Auteure : Renée-Claude Lorimier, Responsable des dossiers pédagogiques, Fédération autonome du collégial (FAC)
Dans cet article* qui se veut une réflexion sur l’évolution de la vision de l’éducation au Québec ces dernières années, nous soulignerons comment le nouveau discours, dans un contexte de mondialisation, concourt à la «marchandisation » de l’éducation. De manière plus précise, nous chercherons à montrer que deux phénomènes ont contribué à transformer notre rapport au savoir et à dénaturer le concept d’éducation en formation de la « ressource humaine » : la redéfinition du concept de la réussite et l’approche par compétences.
Reportons-nous aux années soixante. On se rappellera qu’alors, le modèle scolaire valorisé par ce qu’il est convenu d’appeler le Rapport Parent était celui de l’école gratuite pour tous. C’est à cette époque que le gouvernement du Québec a créé le ministère de l’Éducation (1964) et s’est doté d’un système scolaire complet en mettant en place les cégeps et un réseau d’universités publiques. Ces décisions répondaient à un vaste projet de société. L’éducation était considérée comme un bien collectif et comme un vecteur d’intégration sociale et culturelle. De fait, le modèle de l’école humaniste et accessible à tous entraîna la scolarisation de masse et donna lieu à une augmentation de la part du PIB consacrée à l’éducation.
Depuis vingt ans, toutefois, on observe une profonde remise en question de ce modèle scolaire. L’éducation publique est attaquée de toutes parts.

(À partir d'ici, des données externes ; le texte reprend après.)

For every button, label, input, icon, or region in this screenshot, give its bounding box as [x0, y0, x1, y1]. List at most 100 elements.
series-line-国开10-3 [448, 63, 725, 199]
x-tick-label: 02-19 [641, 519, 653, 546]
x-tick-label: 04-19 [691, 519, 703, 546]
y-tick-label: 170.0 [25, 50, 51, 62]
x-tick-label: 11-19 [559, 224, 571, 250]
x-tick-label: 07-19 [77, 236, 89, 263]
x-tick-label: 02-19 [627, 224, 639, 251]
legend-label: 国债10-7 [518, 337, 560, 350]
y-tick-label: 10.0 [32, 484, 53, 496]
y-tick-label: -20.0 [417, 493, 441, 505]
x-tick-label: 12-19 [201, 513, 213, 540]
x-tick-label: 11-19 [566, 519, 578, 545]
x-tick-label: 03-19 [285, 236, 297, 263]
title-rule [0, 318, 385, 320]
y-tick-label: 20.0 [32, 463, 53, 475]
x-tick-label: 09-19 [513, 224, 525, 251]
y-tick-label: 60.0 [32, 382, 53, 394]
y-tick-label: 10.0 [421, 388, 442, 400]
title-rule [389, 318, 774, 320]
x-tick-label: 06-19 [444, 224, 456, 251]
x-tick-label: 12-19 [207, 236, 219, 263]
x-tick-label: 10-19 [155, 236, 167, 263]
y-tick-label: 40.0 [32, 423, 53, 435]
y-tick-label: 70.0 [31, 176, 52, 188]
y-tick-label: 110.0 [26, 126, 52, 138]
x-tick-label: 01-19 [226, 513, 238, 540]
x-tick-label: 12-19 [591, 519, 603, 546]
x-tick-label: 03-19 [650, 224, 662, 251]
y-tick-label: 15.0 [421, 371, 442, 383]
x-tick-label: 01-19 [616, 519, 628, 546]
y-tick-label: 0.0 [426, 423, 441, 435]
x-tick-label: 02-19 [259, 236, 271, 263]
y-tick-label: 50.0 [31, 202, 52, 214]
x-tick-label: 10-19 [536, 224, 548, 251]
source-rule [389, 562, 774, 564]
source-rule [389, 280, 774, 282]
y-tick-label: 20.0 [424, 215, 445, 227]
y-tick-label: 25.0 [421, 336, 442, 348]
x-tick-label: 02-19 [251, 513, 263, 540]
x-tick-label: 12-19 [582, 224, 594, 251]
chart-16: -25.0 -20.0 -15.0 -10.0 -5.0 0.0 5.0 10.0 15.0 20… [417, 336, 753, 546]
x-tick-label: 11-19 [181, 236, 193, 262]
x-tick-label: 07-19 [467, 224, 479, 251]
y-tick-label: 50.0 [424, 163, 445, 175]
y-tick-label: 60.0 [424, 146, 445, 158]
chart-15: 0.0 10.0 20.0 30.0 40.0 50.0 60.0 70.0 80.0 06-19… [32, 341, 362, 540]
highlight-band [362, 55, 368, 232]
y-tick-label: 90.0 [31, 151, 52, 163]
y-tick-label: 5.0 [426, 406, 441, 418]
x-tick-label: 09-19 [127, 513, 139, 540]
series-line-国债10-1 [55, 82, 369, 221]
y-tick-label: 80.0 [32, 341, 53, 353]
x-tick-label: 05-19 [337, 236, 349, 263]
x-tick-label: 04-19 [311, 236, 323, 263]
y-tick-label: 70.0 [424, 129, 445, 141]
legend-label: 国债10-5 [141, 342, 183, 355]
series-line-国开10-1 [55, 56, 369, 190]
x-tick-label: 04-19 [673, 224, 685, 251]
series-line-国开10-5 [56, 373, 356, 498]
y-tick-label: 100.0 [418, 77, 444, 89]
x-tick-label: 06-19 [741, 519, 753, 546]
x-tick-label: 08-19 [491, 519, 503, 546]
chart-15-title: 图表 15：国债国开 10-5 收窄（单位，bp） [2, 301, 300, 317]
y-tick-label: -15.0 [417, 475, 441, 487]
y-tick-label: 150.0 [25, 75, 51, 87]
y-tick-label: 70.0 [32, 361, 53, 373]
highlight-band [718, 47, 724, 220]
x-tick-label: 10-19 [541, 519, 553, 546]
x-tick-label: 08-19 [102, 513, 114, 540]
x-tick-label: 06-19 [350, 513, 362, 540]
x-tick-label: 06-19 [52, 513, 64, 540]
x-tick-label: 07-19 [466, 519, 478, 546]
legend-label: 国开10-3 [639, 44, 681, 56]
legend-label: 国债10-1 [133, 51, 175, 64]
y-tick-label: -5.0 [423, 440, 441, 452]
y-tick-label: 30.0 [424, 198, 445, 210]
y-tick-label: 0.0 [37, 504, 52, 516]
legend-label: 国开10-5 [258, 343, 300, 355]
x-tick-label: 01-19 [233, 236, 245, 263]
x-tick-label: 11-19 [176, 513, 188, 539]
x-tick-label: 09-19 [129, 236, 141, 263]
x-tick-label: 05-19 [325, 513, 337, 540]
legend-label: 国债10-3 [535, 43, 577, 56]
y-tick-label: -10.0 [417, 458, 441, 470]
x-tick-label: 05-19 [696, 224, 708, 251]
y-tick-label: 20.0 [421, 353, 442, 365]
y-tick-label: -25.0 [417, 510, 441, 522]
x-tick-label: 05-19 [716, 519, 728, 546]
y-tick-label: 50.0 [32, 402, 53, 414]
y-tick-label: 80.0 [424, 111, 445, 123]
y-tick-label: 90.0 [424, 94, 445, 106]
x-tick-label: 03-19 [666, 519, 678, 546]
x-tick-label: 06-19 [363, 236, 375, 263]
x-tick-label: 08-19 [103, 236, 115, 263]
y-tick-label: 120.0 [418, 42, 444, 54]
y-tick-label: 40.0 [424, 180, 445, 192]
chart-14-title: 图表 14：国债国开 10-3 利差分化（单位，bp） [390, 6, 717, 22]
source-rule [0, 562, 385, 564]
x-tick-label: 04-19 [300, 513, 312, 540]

On l’accuse de coûter cher, d’être peu efficace, de ne pas être attentive aux nouveaux besoins de la population, de s’ajuster mal ou trop lentement à l’évolution sociale (en particulier, au développement de la société du savoir). En l’absence d’un nouveau projet éducatif collectif, on a assisté à l’éclatement de la mission de l’éducation entre les établissements. On le voit au secteur secondaire, où prolifèrent les écoles à vocation particulière. Au collégial également, les établissements publics tentent, depuis quelques années, de donner des « particularités locales » à la mission légale des cégeps.. Il n’est pas dépourvu d’intérêt de remarquer que l’effondrement du projet éducatif collectif et des valeurs du Rapport Parent coïncide avec la période postréférendaire et la désillusion envers le projet national.
Cette crise de confiance envers le système public correspond aussi à l’émergence du modèle néolibéral et au contexte d’austérité budgétaire. Entre 1981 et 1989, la part du PIB consacrée à l’éducation est passée de 9,3 % à 7,3 % 1. Les pressions sociales en faveur d’une utilisation plus efficiente des deniers publics se sont multipliées, de sorte que le système scolaire était prié de rendre des comptes sur ses activités et d’être imputable de ses choix. C’est ainsi que le réseau collégial a dû épouser la logique de la diplomation à moindres coûts qui, en 1993, conduisait à l’adoption, par le ministère de l’Éducation, de la taxe à l’échec. Quatre ans plus tard, la réforme Marois imposait d’ambitieux objectifs de diplomation : 60 % des jeunes d’une même génération devraient, d’ici 2010, obtenir leur diplôme d’études collégiales 2. Enfin, à l’hiver 2000, dans la foulée du Sommet de la jeunesse, le ministre Legault contraignait les collèges à adopter des plans institutionnels de réussite. En fait, les années quatre-vingt-dix ont été témoins de la promotion d’un modèle de la réussite issu du monde des affaires. L’école qualifiante se substituait peu à peu à l’école humaniste ou citoyenne.
L’idéologie de la réussite ne propose pas vraiment de modèle d’éducation ; le terme « réussite » est en effet un concept vague dont le sens n’a cessé de changer selon les époques et les milieux.